Wie weit und alles andere als planvoll die indoeuropäischen Gruppen dabei durch die Weiten Eurasiens gewandert waren, zeigen die berühmten Mumien von Ürümchi aus der Zeit von etwa 1000 vdZ .Zur Überraschung der chinesischen Archäologen zeigten die rekonstruierten Physiognomien der Mumien europide Züge, und auch die DANN-Analyse ergab eindeutige Übereinstimmungen mit indoeuropäischen Populationen in Osteuropa.
Lange bevor sich die Indoeuropäer an die Seidenstraße verirrten, wanderten die indoeuropäischen Hethiter nach Kleinasien ein, wo sie im 2. Jahrtausend vdZ. ihr Großreich gründeten. Es brach zusammen unter der Anbrandung der sogenannten „Seevölker“, die um 1200 v. Chr. das östliche Mittelmeer heimsuchten. Auch bei Ihnen soll es sich um indoeuropäischer Horden gehandelt haben, die vor Klimaverschlechteurngen (passt immer!) in den östlichen Mittelmeerraum flüchteten. Man sieht: bei den Indoeuropäern war immer was los, und wenn keine Streitwagen vorhanden waren, stiegen sie eben auf Schiffe um. Möglich, dass damals die Philister nach Israel kamen, wo sie auf die Israeliten trafen, die nach ihrer 40-jährigen Wanderschaft sich anschickten, das Land zwischen Jordan und Mittelmeer zu besetzen. Der Kampf der Philister und der Israeliten eröffnete ein Drama, dass sich bekanntermaßen ein bisschen die Gegenwart fortsetzt.
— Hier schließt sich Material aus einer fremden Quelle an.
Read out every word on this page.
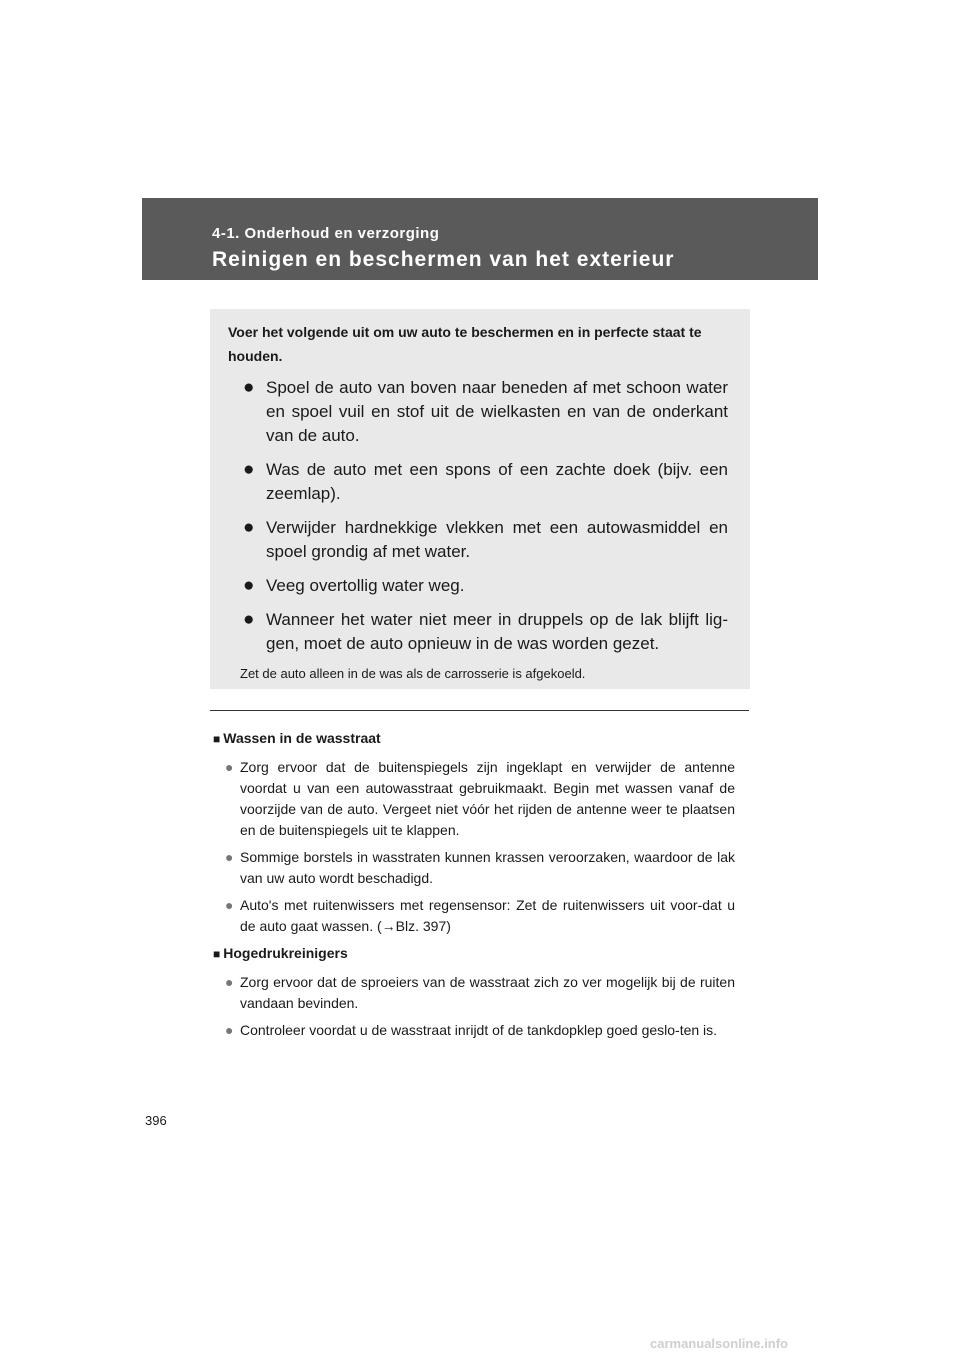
4-1. Onderhoud en verzorging
Reinigen en beschermen van het exterieur

Voer het volgende uit om uw auto te beschermen en in perfecte staat te houden.

● Spoel de auto van boven naar beneden af met schoon water en spoel vuil en stof uit de wielkasten en van de onderkant van de auto.
● Was de auto met een spons of een zachte doek (bijv. een zeemlap).
● Verwijder hardnekkige vlekken met een autowasmiddel en spoel grondig af met water.
● Veeg overtollig water weg.
● Wanneer het water niet meer in druppels op de lak blijft lig-gen, moet de auto opnieuw in de was worden gezet.

Zet de auto alleen in de was als de carrosserie is afgekoeld.

■ Wassen in de wasstraat

● Zorg ervoor dat de buitenspiegels zijn ingeklapt en verwijder de antenne voordat u van een autowasstraat gebruikmaakt. Begin met wassen vanaf de voorzijde van de auto. Vergeet niet vóór het rijden de antenne weer te plaatsen en de buitenspiegels uit te klappen.
● Sommige borstels in wasstraten kunnen krassen veroorzaken, waardoor de lak van uw auto wordt beschadigd.
● Auto's met ruitenwissers met regensensor: Zet de ruitenwissers uit voor-dat u de auto gaat wassen. (→Blz. 397)

■ Hogedrukreinigers

● Zorg ervoor dat de sproeiers van de wasstraat zich zo ver mogelijk bij de ruiten vandaan bevinden.
● Controleer voordat u de wasstraat inrijdt of de tankdopklep goed geslo-ten is.
396
carmanualsonline.info
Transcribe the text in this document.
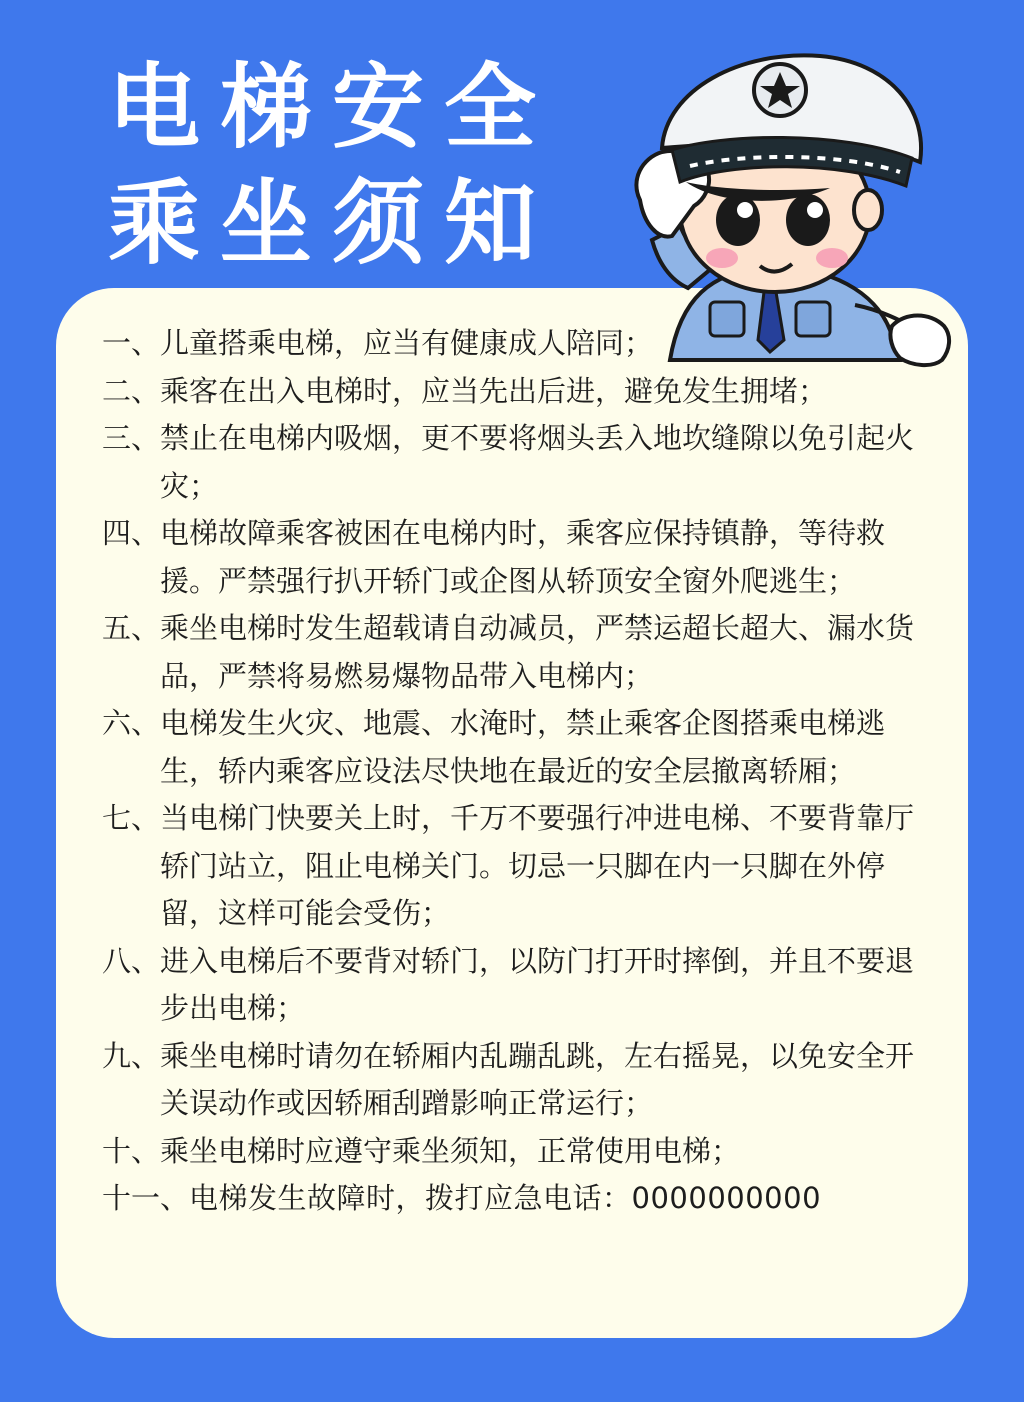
电梯安全
乘坐须知
一、 儿童搭乘电梯，应当有健康成人陪同；
二、 乘客在出入电梯时，应当先出后进，避免发生拥堵；
三、 禁止在电梯内吸烟，更不要将烟头丢入地坎缝隙以免引起火灾；
四、 电梯故障乘客被困在电梯内时，乘客应保持镇静，等待救援。严禁强行扒开轿门或企图从轿顶安全窗外爬逃生；
五、 乘坐电梯时发生超载请自动减员，严禁运超长超大、漏水货品，严禁将易燃易爆物品带入电梯内；
六、 电梯发生火灾、地震、水淹时，禁止乘客企图搭乘电梯逃生，轿内乘客应设法尽快地在最近的安全层撤离轿厢；
七、 当电梯门快要关上时，千万不要强行冲进电梯、不要背靠厅轿门站立，阻止电梯关门。切忌一只脚在内一只脚在外停留，这样可能会受伤；
八、 进入电梯后不要背对轿门，以防门打开时摔倒，并且不要退步出电梯；
九、 乘坐电梯时请勿在轿厢内乱蹦乱跳，左右摇晃，以免安全开关误动作或因轿厢刮蹭影响正常运行；
十、 乘坐电梯时应遵守乘坐须知，正常使用电梯；
十一、 电梯发生故障时，拨打应急电话：0000000000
In Indien drangen die Indoarier, eine Untergruppe der Indoeuropäer, etwa um 1700 vdZ. in den Norden des indischen Subkontinentes ein. Die indische Mythologie glorifiziert diese Invasion als arischen Eroberungszug von Streitwagenlenkern, die über das Geschmeiß der Ureinwohner triumphiertem. So war es aber ganz bestimmt nicht gewesen, meint Haarmann und verweist auf die kulturellen Errungenschaften der Induskultur von Harappa und Mohedscho Daro. Auch die griechische Mythologie bewahrt die Erinnerung an die Einwanderung kriegerischer Stämme, die realgeschichtlich auf die mykenische Zeit und die dorische Wanderung zurückführen. Der Trojanische Krieg lässt grüßen. Wie wenig übrigens eine Sprachverwandtschaft über den Frieden zwischen den Völkern aussagt, lässt sich gut beim Vergleich von Iranern und Indern sehen. Obwohl sprachlich eng verwandt, bestehen kulturell zwischen Islam und Hinduismus unüberbrückbare Gegensätze.
Am Ende verschwinden die Indoeuropäer in den neu entstehenden Sprachgemeinschaften, die erst sehr viel später zur Ethnogenese der Völker beitragen wird. Damit endet das Buch, das nicht einfach zu lesen, aber hilfreich für jeden ist, der sich dafür interessiert, wie aus dem indoeuropäischen Eintopf die Sprachenvielfalt der europäischen, iranischen und indischen Völker entstand.